Da gibt es zum Beispiel eine 25-seitige Handreichung zum Sprachgebrauch
Darin werden gewünschte Formulierungen in amtlichen Äußerungen neben solche gestellt, die gerade noch zulässig sind und durch „rote Linien“ abgegrenzt gegen solche, die auf gar keinen Fall benutzt werden dürfen. Als Grundlage für die Arbeit im multilateralen Bereich, in EU, UNO oder ihren zahlreichen Unterorganisationen ist das nicht überraschend. Wo ständig Texte konsentiert und Sprachregelungen abgeglichen werden müssen, da kommt es in der Tat auf jedes Wort an. Aber als Handreichung für alle Auslandsvertretungen?
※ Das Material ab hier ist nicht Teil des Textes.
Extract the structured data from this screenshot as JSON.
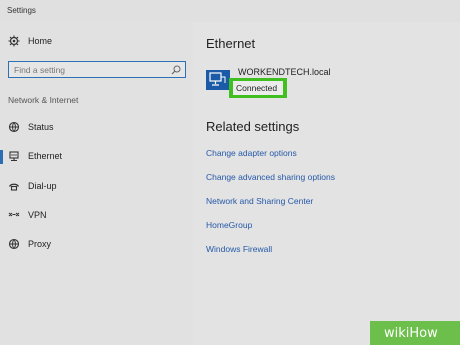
{
  "window": {
    "title": "Settings"
  },
  "sidebar": {
    "home_label": "Home",
    "search_placeholder": "Find a setting",
    "section_label": "Network & Internet",
    "items": [
      {
        "label": "Status",
        "icon": "globe-icon"
      },
      {
        "label": "Ethernet",
        "icon": "ethernet-icon",
        "active": true
      },
      {
        "label": "Dial-up",
        "icon": "dialup-icon"
      },
      {
        "label": "VPN",
        "icon": "vpn-icon"
      },
      {
        "label": "Proxy",
        "icon": "proxy-globe-icon"
      }
    ]
  },
  "main": {
    "heading": "Ethernet",
    "network_name": "WORKENDTECH.local",
    "network_status": "Connected",
    "related_heading": "Related settings",
    "links": [
      "Change adapter options",
      "Change advanced sharing options",
      "Network and Sharing Center",
      "HomeGroup",
      "Windows Firewall"
    ]
  },
  "watermark": {
    "text": "wikiHow"
  },
  "colors": {
    "accent": "#2d6db3",
    "link": "#2559a8",
    "highlight": "#40c020",
    "network_icon": "#1a5aa6"
  }
}
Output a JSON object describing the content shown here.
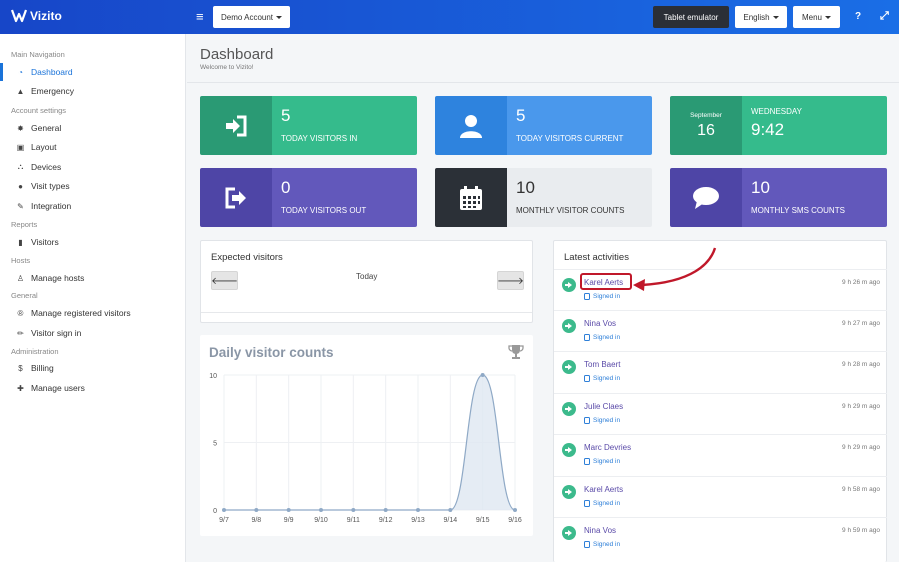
{
  "app": {
    "brand": "Vizito"
  },
  "topbar": {
    "account_label": "Demo Account",
    "tablet_label": "Tablet emulator",
    "language_label": "English",
    "menu_label": "Menu",
    "help_label": "?",
    "expand_label": "⤢"
  },
  "sidebar": {
    "sections": [
      {
        "title": "Main Navigation",
        "items": [
          {
            "label": "Dashboard",
            "icon": "dashboard-gauge-icon",
            "active": true
          },
          {
            "label": "Emergency",
            "icon": "warning-icon"
          }
        ]
      },
      {
        "title": "Account settings",
        "items": [
          {
            "label": "General",
            "icon": "gear-icon"
          },
          {
            "label": "Layout",
            "icon": "image-icon"
          },
          {
            "label": "Devices",
            "icon": "sitemap-icon"
          },
          {
            "label": "Visit types",
            "icon": "users-icon"
          },
          {
            "label": "Integration",
            "icon": "plug-icon"
          }
        ]
      },
      {
        "title": "Reports",
        "items": [
          {
            "label": "Visitors",
            "icon": "book-icon"
          }
        ]
      },
      {
        "title": "Hosts",
        "items": [
          {
            "label": "Manage hosts",
            "icon": "person-icon"
          }
        ]
      },
      {
        "title": "General",
        "items": [
          {
            "label": "Manage registered visitors",
            "icon": "registered-icon"
          },
          {
            "label": "Visitor sign in",
            "icon": "pencil-icon"
          }
        ]
      },
      {
        "title": "Administration",
        "items": [
          {
            "label": "Billing",
            "icon": "dollar-icon"
          },
          {
            "label": "Manage users",
            "icon": "user-plus-icon"
          }
        ]
      }
    ]
  },
  "header": {
    "title": "Dashboard",
    "subtitle": "Welcome to Vizito!"
  },
  "tiles": [
    {
      "value": "5",
      "label": "TODAY VISITORS IN",
      "icon": "sign-in-icon",
      "icon_bg": "#2a9a74",
      "bg": "#35bb8c"
    },
    {
      "value": "5",
      "label": "TODAY VISITORS CURRENT",
      "icon": "user-icon",
      "icon_bg": "#2e83de",
      "bg": "#4a98ec"
    },
    {
      "month": "September",
      "day": "16",
      "value": "9:42",
      "label": "WEDNESDAY",
      "icon_bg": "#2a9a74",
      "bg": "#35bb8c"
    },
    {
      "value": "0",
      "label": "TODAY VISITORS OUT",
      "icon": "sign-out-icon",
      "icon_bg": "#4e45a6",
      "bg": "#6258bb"
    },
    {
      "value": "10",
      "label": "MONTHLY VISITOR COUNTS",
      "icon": "calendar-icon",
      "icon_bg": "#2b3037",
      "bg": "#e9ecef"
    },
    {
      "value": "10",
      "label": "MONTHLY SMS COUNTS",
      "icon": "comment-icon",
      "icon_bg": "#4e45a6",
      "bg": "#6258bb"
    }
  ],
  "expected": {
    "title": "Expected visitors",
    "date_label": "Today",
    "prev": "🡐",
    "next": "🡒"
  },
  "chart": {
    "title": "Daily visitor counts",
    "trophy_icon": "trophy-icon"
  },
  "chart_data": {
    "type": "area",
    "categories": [
      "9/7",
      "9/8",
      "9/9",
      "9/10",
      "9/11",
      "9/12",
      "9/13",
      "9/14",
      "9/15",
      "9/16"
    ],
    "values": [
      0,
      0,
      0,
      0,
      0,
      0,
      0,
      0,
      10,
      0
    ],
    "yticks": [
      "0",
      "5",
      "10"
    ],
    "ylim": [
      0,
      10
    ],
    "grid": true,
    "color": "#8fa9c6"
  },
  "activities": {
    "title": "Latest activities",
    "items": [
      {
        "name": "Karel Aerts",
        "status": "Signed in",
        "time": "9 h 26 m ago",
        "highlighted": true
      },
      {
        "name": "Nina Vos",
        "status": "Signed in",
        "time": "9 h 27 m ago"
      },
      {
        "name": "Tom Baert",
        "status": "Signed in",
        "time": "9 h 28 m ago"
      },
      {
        "name": "Julie Claes",
        "status": "Signed in",
        "time": "9 h 29 m ago"
      },
      {
        "name": "Marc Devries",
        "status": "Signed in",
        "time": "9 h 29 m ago"
      },
      {
        "name": "Karel Aerts",
        "status": "Signed in",
        "time": "9 h 58 m ago"
      },
      {
        "name": "Nina Vos",
        "status": "Signed in",
        "time": "9 h 59 m ago"
      }
    ]
  },
  "colors": {
    "accent": "#1a73d9",
    "highlight": "#c0182a"
  }
}
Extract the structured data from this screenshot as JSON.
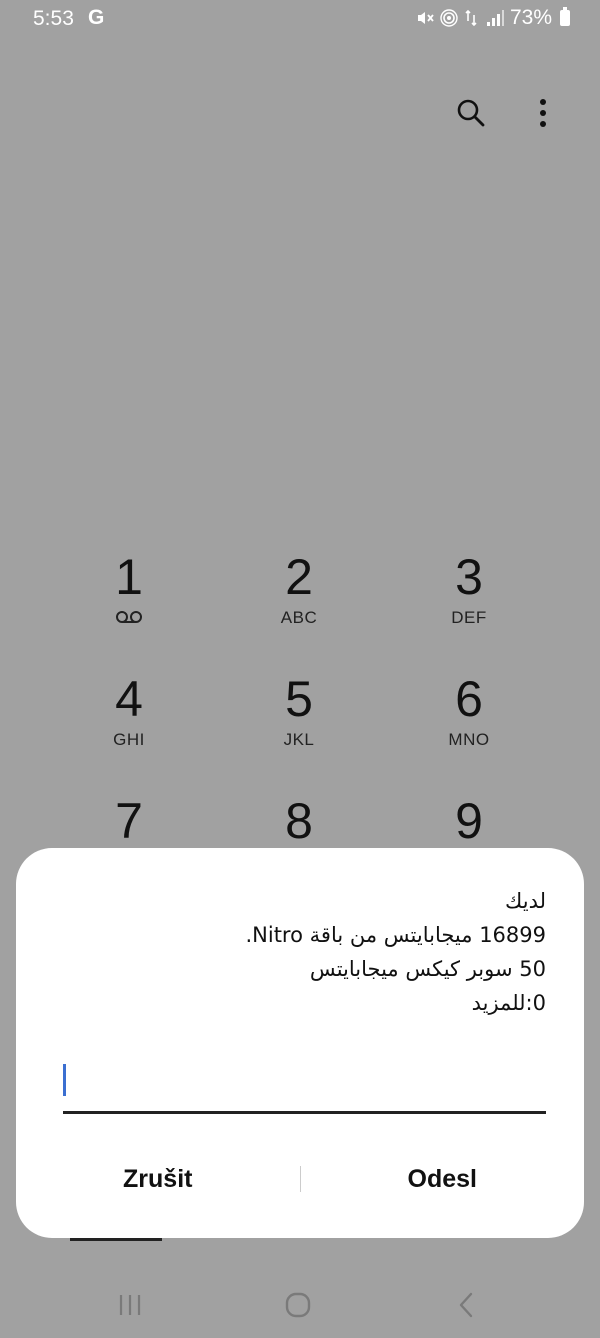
{
  "status_bar": {
    "time": "5:53",
    "g_label": "G",
    "battery": "73%"
  },
  "toolbar": {
    "search_icon": "search-icon",
    "more_icon": "more-vert-icon"
  },
  "keypad": [
    {
      "digit": "1",
      "letters": ""
    },
    {
      "digit": "2",
      "letters": "ABC"
    },
    {
      "digit": "3",
      "letters": "DEF"
    },
    {
      "digit": "4",
      "letters": "GHI"
    },
    {
      "digit": "5",
      "letters": "JKL"
    },
    {
      "digit": "6",
      "letters": "MNO"
    },
    {
      "digit": "7",
      "letters": ""
    },
    {
      "digit": "8",
      "letters": ""
    },
    {
      "digit": "9",
      "letters": ""
    }
  ],
  "dialog": {
    "lines": [
      "لديك",
      "16899 ميجابايتس من باقة Nitro.",
      "50  سوبر كيكس ميجابايتس",
      "0:للمزيد"
    ],
    "input_value": "",
    "cancel_label": "Zrušit",
    "send_label": "Odesl"
  },
  "nav_bar": {
    "recents_icon": "recents-icon",
    "home_icon": "home-icon",
    "back_icon": "back-icon"
  },
  "colors": {
    "background": "#a1a1a1",
    "caret": "#3b6fd1"
  }
}
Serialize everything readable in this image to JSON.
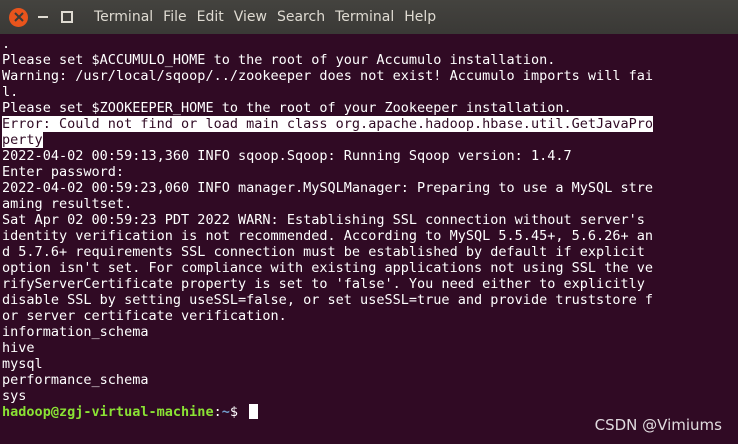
{
  "titlebar": {
    "menu": [
      "Terminal",
      "File",
      "Edit",
      "View",
      "Search",
      "Terminal",
      "Help"
    ]
  },
  "terminal": {
    "lines": [
      ".",
      "Please set $ACCUMULO_HOME to the root of your Accumulo installation.",
      "Warning: /usr/local/sqoop/../zookeeper does not exist! Accumulo imports will fai",
      "l.",
      "Please set $ZOOKEEPER_HOME to the root of your Zookeeper installation.",
      "Error: Could not find or load main class org.apache.hadoop.hbase.util.GetJavaPro",
      "perty",
      "2022-04-02 00:59:13,360 INFO sqoop.Sqoop: Running Sqoop version: 1.4.7",
      "Enter password:",
      "2022-04-02 00:59:23,060 INFO manager.MySQLManager: Preparing to use a MySQL stre",
      "aming resultset.",
      "Sat Apr 02 00:59:23 PDT 2022 WARN: Establishing SSL connection without server's",
      "identity verification is not recommended. According to MySQL 5.5.45+, 5.6.26+ an",
      "d 5.7.6+ requirements SSL connection must be established by default if explicit",
      "option isn't set. For compliance with existing applications not using SSL the ve",
      "rifyServerCertificate property is set to 'false'. You need either to explicitly",
      "disable SSL by setting useSSL=false, or set useSSL=true and provide truststore f",
      "or server certificate verification.",
      "information_schema",
      "hive",
      "mysql",
      "performance_schema",
      "sys"
    ],
    "prompt": {
      "user_host": "hadoop@zgj-virtual-machine",
      "separator": ":",
      "path": "~",
      "symbol": "$ "
    }
  },
  "watermark": "CSDN @Vimiums",
  "colors": {
    "background": "#300a24",
    "text": "#ffffff",
    "prompt_user": "#8ae234",
    "prompt_path": "#729fcf",
    "close_button": "#e9541c"
  }
}
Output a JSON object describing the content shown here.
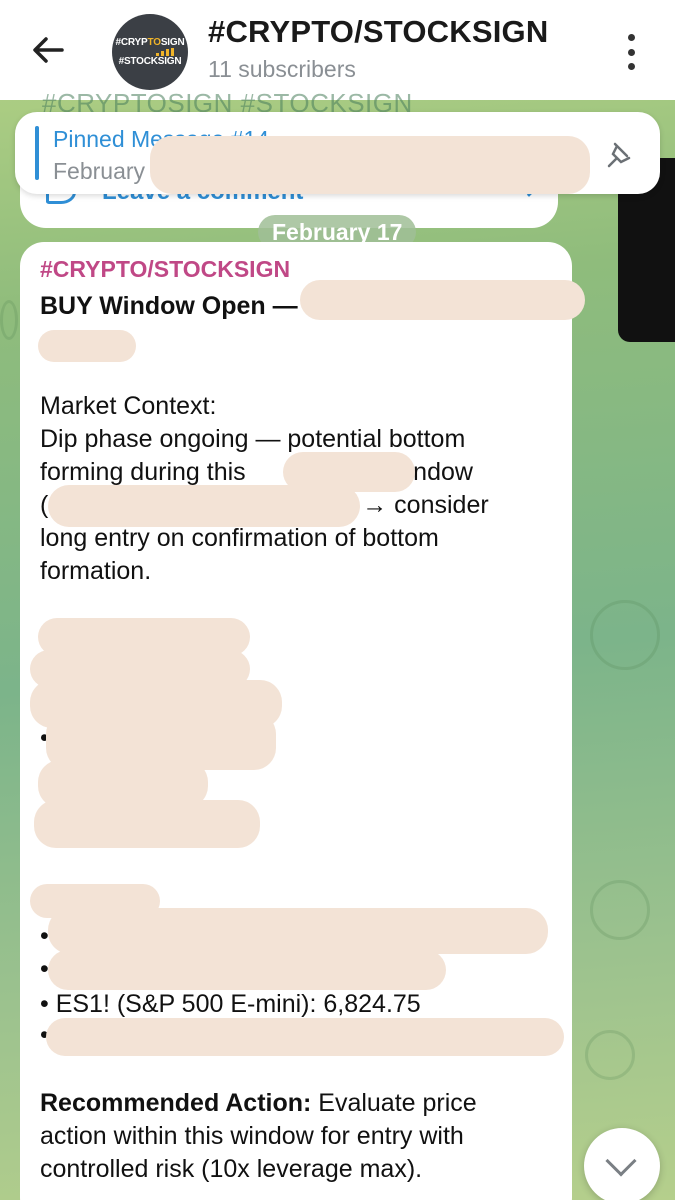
{
  "header": {
    "title": "#CRYPTO/STOCKSIGN",
    "subtitle": "11 subscribers",
    "avatar_line1_a": "#CRYP",
    "avatar_line1_b": "TO",
    "avatar_line1_c": "SIGN",
    "avatar_line2": "#STOCKSIGN"
  },
  "background_message": {
    "ghost_text": "#CRYPTOSIGN #STOCKSIGN",
    "comment_label": "Leave a comment"
  },
  "pinned": {
    "title": "Pinned Message #14",
    "date": "February"
  },
  "date_separator": "February 17",
  "message": {
    "channel": "#CRYPTO/STOCKSIGN",
    "headline": "BUY Window Open —",
    "context_label": "Market Context:",
    "line1": "Dip phase ongoing — potential bottom",
    "line2_a": "forming during this",
    "line2_b": "window",
    "line3_a": "(",
    "line3_b": "→ consider",
    "line4": "long entry on confirmation of bottom",
    "line5": "formation.",
    "bullet_char": "•",
    "es_line": "• ES1! (S&P 500 E-mini): 6,824.75",
    "action_label": "Recommended Action:",
    "action_text_1": " Evaluate price",
    "action_text_2": "action within this window for entry with",
    "action_text_3": "controlled risk (10x leverage max)."
  },
  "colors": {
    "accent_blue": "#2f8fd6",
    "channel_pink": "#c04886",
    "redaction": "#f3e3d6"
  },
  "icons": [
    "back-arrow-icon",
    "more-vertical-icon",
    "pin-icon",
    "comment-icon",
    "chevron-right-icon",
    "chevron-down-icon"
  ]
}
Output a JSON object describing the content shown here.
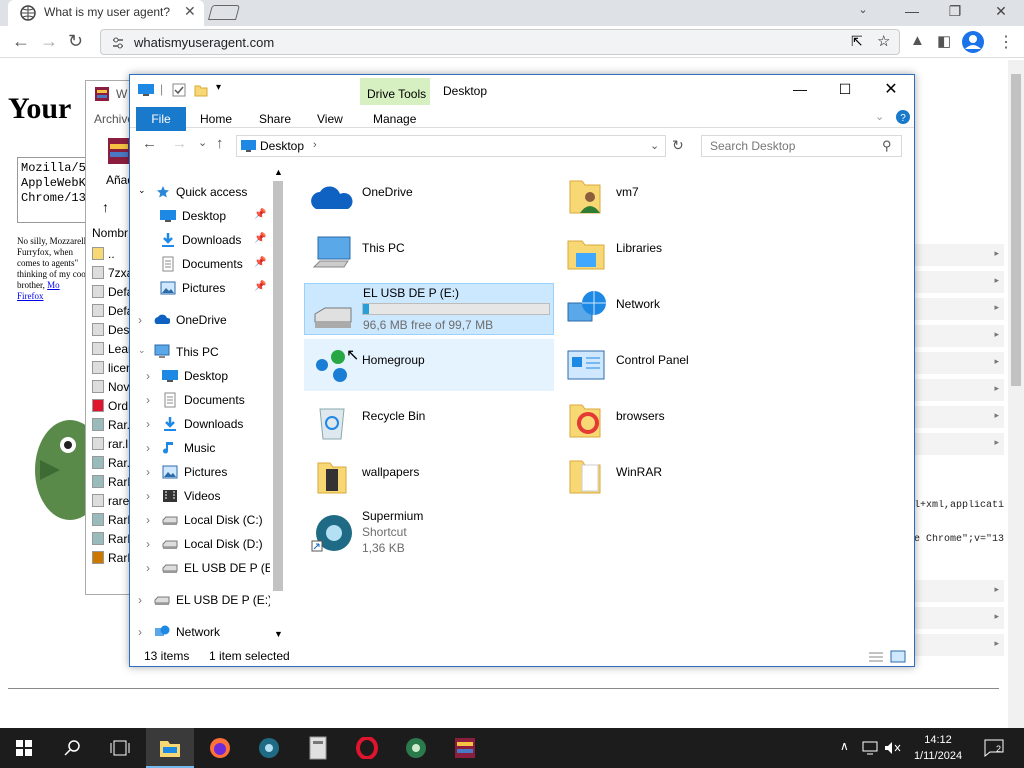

Natürlich wurde der Newspeak zuerst in der Zentrale des Amtes in Berlin eingeführt; mehr via facti, als per schriftlicher Weisung. Aber schon vor einem Jahr waren dann die Auslandsvertretungen dran. An einer jeden – egal ob Botschaft, Konsulat oder Ständige Vertretung – waren verpflichtend Beauftragte für feministische Außenpolitik zu benennen. Soweit nicht im Einzelfall anders geregelt, hat das die „Nummer zwei“ der Botschaft oder des Konsulates zu sein (damit niemand das Thema dilatorisch behandeln kann). Die Nachricht wurde verstanden. Und nicht wenige Botschafter lassen es sich nicht nehmen, dieses der Amtsleitung so wichtige Thema selbst an sich zu ziehen.
Es gibt nun aber noch etwas, das für das Auswärtige Amt der Bundesrepublik Deutschland gänzlich neu ist, eine echte grüne Innovation: Regelrechte politische Schulungen, die natürlich nicht so heißen, aber erkennbar den Zweck haben, alle Mitarbeiter, entsandte und lokal beschäftigte, politisch auf Linie zu bringen – und in einen Wettbewerb um den schönsten Erfolg bei der „Umsetzung“ feministischer Außenpolitik! Als Ergebnis wird dann z.B. eine Matrix erstellt, in der „Best Practise“- Beispiele aufgelistet werden. Der reinste Schönheitswettbewerb der politischen Korrektheit. Was jenseits der roten Linien liegt, wird konsequent ausgeschlossen.
DIe Amtsspitze verstößt gegen eigene, amtliche Vorgaben
Es versteht sich von selbst, dass auch die verbiesterte „Gendersprache“ durchgedrückt wird; wiederum – durchaus typisch für das Haus am Werderschen Markt – en passant und mehr durch das „gute Beispiel“ der Amtsleitung, als durch papierene Regeln. So geht das auch viel besser, sogar gegen die schriftliche Weisungslage. Enthält doch der Fünfte Gleichstellungsplan des Auswärtigen Amts zum Thema „Gendersprache“ den ausdrücklichen Hinweis, dass diese zum amtlichen Gebrauch „nicht empfohlen“ werde – mangels Barrierefreiheit dieser unschönen Sprech- und Schreibweise.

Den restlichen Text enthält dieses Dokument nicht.